Background: Risk stratification and outcome prediction are crucial for intensive care resource planning. In addressing the large data sets of intensive care unit (ICU) patients, we employed the Explainable Boosting Machine (EBM), a novel machine learning model, to identify determinants of acute kidney injury (AKI) in these patients. AKI significantly impacts outcomes in the critically ill.
Methods: An analysis of 3572 ICU patients was conducted. Variables such as average central venous pressure (CVP), mean arterial pressure (MAP), age, gender, and comorbidities were examined. This analysis combined traditional statistical methods with the EBM to gain a detailed understanding of AKI risk factors.

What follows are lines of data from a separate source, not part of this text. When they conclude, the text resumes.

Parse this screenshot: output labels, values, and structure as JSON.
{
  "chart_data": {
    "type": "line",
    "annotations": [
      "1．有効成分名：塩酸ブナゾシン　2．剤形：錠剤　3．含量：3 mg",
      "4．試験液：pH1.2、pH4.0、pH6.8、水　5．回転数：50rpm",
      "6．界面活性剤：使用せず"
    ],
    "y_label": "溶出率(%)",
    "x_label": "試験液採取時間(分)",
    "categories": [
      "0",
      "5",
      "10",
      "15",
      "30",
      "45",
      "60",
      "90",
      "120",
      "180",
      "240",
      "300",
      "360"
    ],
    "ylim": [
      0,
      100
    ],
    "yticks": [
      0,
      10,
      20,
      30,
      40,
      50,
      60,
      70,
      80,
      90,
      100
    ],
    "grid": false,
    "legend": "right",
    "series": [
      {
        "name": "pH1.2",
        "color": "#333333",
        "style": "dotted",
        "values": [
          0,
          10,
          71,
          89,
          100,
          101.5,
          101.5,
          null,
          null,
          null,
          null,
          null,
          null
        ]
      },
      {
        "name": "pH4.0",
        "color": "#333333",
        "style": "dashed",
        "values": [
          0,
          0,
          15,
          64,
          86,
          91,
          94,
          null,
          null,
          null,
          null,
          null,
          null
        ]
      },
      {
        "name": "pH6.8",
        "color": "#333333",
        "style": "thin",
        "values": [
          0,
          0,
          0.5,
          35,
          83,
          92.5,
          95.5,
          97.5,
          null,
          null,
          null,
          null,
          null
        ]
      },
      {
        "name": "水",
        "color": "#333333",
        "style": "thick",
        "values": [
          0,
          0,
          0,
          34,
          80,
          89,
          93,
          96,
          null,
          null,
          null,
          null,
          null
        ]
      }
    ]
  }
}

Results: Our analysis revealed chronic kidney disease, heart failure, arrhythmias, liver disease, and anemia as significant comorbidities influencing AKI risk, with liver disease and anemia being particularly impactful. Surgical factors were also key; lower GI surgery heightened AKI risk, while neurosurgery was associated with a reduced risk. EBM identified four crucial variables affecting AKI prediction: anemia, liver disease, and average CVP increased AKI risk, whereas neurosurgery decreased it. Age was a progressive risk factor, with risk escalating after the age of 50 years. Hemodynamic instability, marked by a MAP below 65 mmHg, was strongly linked to AKI, showcasing a threshold effect at 60 mmHg. Intriguingly, average CVP was a significant predictor, with a critical threshold at 10.7 mmHg.
Conclusion: Using an Explainable Boosting Machine enhance the precision in AKI risk factors in ICU patients, providing a more nuanced understanding of known AKI risks. This approach allows for refined predictive modeling of AKI, effectively overcoming the limitations of traditional statistical models.